19. The method of specifying SNP of claim 18 wherein said first step comprises:

a step of setting the scanning domain of said window in a genome domain that is limited to genes whose functions are clearly known or chromosomes whose functions can be predicted; and

said second step comprises:

a fourth step of selecting a group of SNP to be typed from said scanning domain and performing SNP typing using a wet process;

a fifth step of finding the probability of appearance of all combinations of said haplotype analysis in said scanning domain based on typing data of said SNP typing as a statistical amount; and

a sixth step of comparing the found said statistical amount with a preset or estimated reference statistical amount, and when there is significant deviation between said statistical amount and said reference statistical amount that exceeds a preset threshold, determining that said marker SNP is contained in the domain corresponding to the deviated position that exceeds said threshold value.

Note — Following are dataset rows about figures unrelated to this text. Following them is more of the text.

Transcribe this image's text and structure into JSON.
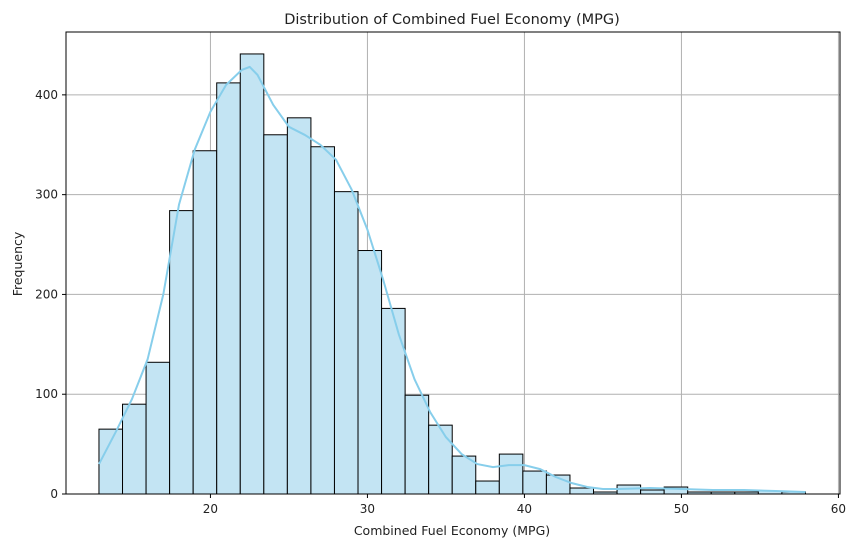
{
  "chart_data": {
    "type": "histogram",
    "title": "Distribution of Combined Fuel Economy (MPG)",
    "xlabel": "Combined Fuel Economy (MPG)",
    "ylabel": "Frequency",
    "xlim": [
      10.8,
      60.1
    ],
    "ylim": [
      0,
      463
    ],
    "xticks": [
      20,
      30,
      40,
      50,
      60
    ],
    "yticks": [
      0,
      100,
      200,
      300,
      400
    ],
    "grid": true,
    "bins": [
      {
        "x0": 12.9,
        "x1": 14.4,
        "count": 65
      },
      {
        "x0": 14.4,
        "x1": 15.9,
        "count": 90
      },
      {
        "x0": 15.9,
        "x1": 17.4,
        "count": 132
      },
      {
        "x0": 17.4,
        "x1": 18.9,
        "count": 284
      },
      {
        "x0": 18.9,
        "x1": 20.4,
        "count": 344
      },
      {
        "x0": 20.4,
        "x1": 21.9,
        "count": 412
      },
      {
        "x0": 21.9,
        "x1": 23.4,
        "count": 441
      },
      {
        "x0": 23.4,
        "x1": 24.9,
        "count": 360
      },
      {
        "x0": 24.9,
        "x1": 26.4,
        "count": 377
      },
      {
        "x0": 26.4,
        "x1": 27.9,
        "count": 348
      },
      {
        "x0": 27.9,
        "x1": 29.4,
        "count": 303
      },
      {
        "x0": 29.4,
        "x1": 30.9,
        "count": 244
      },
      {
        "x0": 30.9,
        "x1": 32.4,
        "count": 186
      },
      {
        "x0": 32.4,
        "x1": 33.9,
        "count": 99
      },
      {
        "x0": 33.9,
        "x1": 35.4,
        "count": 69
      },
      {
        "x0": 35.4,
        "x1": 36.9,
        "count": 38
      },
      {
        "x0": 36.9,
        "x1": 38.4,
        "count": 13
      },
      {
        "x0": 38.4,
        "x1": 39.9,
        "count": 40
      },
      {
        "x0": 39.9,
        "x1": 41.4,
        "count": 23
      },
      {
        "x0": 41.4,
        "x1": 42.9,
        "count": 19
      },
      {
        "x0": 42.9,
        "x1": 44.4,
        "count": 6
      },
      {
        "x0": 44.4,
        "x1": 45.9,
        "count": 2
      },
      {
        "x0": 45.9,
        "x1": 47.4,
        "count": 9
      },
      {
        "x0": 47.4,
        "x1": 48.9,
        "count": 4
      },
      {
        "x0": 48.9,
        "x1": 50.4,
        "count": 7
      },
      {
        "x0": 50.4,
        "x1": 51.9,
        "count": 2
      },
      {
        "x0": 51.9,
        "x1": 53.4,
        "count": 2
      },
      {
        "x0": 53.4,
        "x1": 54.9,
        "count": 2
      },
      {
        "x0": 54.9,
        "x1": 56.4,
        "count": 3
      },
      {
        "x0": 56.4,
        "x1": 57.9,
        "count": 2
      }
    ],
    "kde": {
      "x": [
        12.9,
        14,
        15,
        16,
        17,
        18,
        19,
        20,
        21,
        22,
        22.5,
        23,
        24,
        25,
        26,
        27,
        28,
        29,
        30,
        31,
        32,
        33,
        34,
        35,
        36,
        37,
        38,
        39,
        40,
        41,
        42,
        43,
        44,
        45,
        46,
        48,
        50,
        52,
        54,
        56,
        57.9
      ],
      "y": [
        30,
        63,
        95,
        135,
        200,
        290,
        345,
        383,
        410,
        425,
        428,
        420,
        390,
        368,
        360,
        350,
        335,
        305,
        265,
        215,
        160,
        115,
        82,
        57,
        40,
        30,
        27,
        29,
        29,
        25,
        17,
        11,
        7,
        5,
        5,
        6,
        5,
        4,
        4,
        3,
        2
      ]
    },
    "colors": {
      "bar_fill": "#c3e4f3",
      "bar_edge": "#000000",
      "kde_line": "#87ceeb",
      "grid": "#b0b0b0",
      "axes": "#000000"
    }
  }
}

20. The method of specifying SNP of claim 19 wherein said third step comprises:

a seventh step of increasing the specified ratio of the number of SNPs to be the object of typing in the selection of the SNP group in said fourth step when said significant deviation is less than a first threshold value, and then repeating said fifth step;

an eighth step of setting a new scanning domain from said scanning domain that has been decreased by a specified ratio such that it contains the position of the deviated peak when said significant deviation is greater than said first threshold value, but less than a second threshold value, and then repeating said fifth step; and

a ninth step of determining that said marker SNP is contained in the domain corresponding to the deviated position that exceeds said second threshold value when said significant deviation exceeds said second threshold value, setting a new scanning domain from said scanning domain that has been decreased by a specified ratio such that it contains the position of the deviated peak, and then repeating said fifth step.

21. The method of specifying SNP of claim 20 wherein said ninth step comprises a step of setting SNPs that include the target SNP for which all DNA samples are typed when the number of SNPs in a selected group is less then a specified number.

21. The method of specifying SNP of claim 20 wherein said seventh step comprises a step of determining that the target SNP is not contained and stopping the process when the number of times the process of said fifth step is performed exceeds a specified number of times.

22. The method of specifying SNP of claim 20 in which said eighth step comprises a step of determining that the target SNP is not contained and stopping the process when the number of times the process of said fifth step is performed exceeds a specified number of times.

23. The method of specifying SNP of claim 16 further defining a continuous domain that contains a specified number of SNPs determined by a range of several to several tens as a window, and statistically finds the probability of appearance of each combination of haplotypes from SNP typing data (all samples) in said window.

24. The method of specifying SNP of claim 16 wherein the number of said SNP is ten.

25. The method of specifying SNP of claim 16 wherein the number of said SNP is three to five.

26. The method of specifying SNP of claim 16 further comprising moving said window from the start to the end of the ‘scanning domain’ during the processing cycle, and analyzes the SNP data contained in said window.

27. A computer program that can be read by a computer that can execute the processing of the method of specifying SNP of claim 16 wherein all of the steps of claim 16 are coded.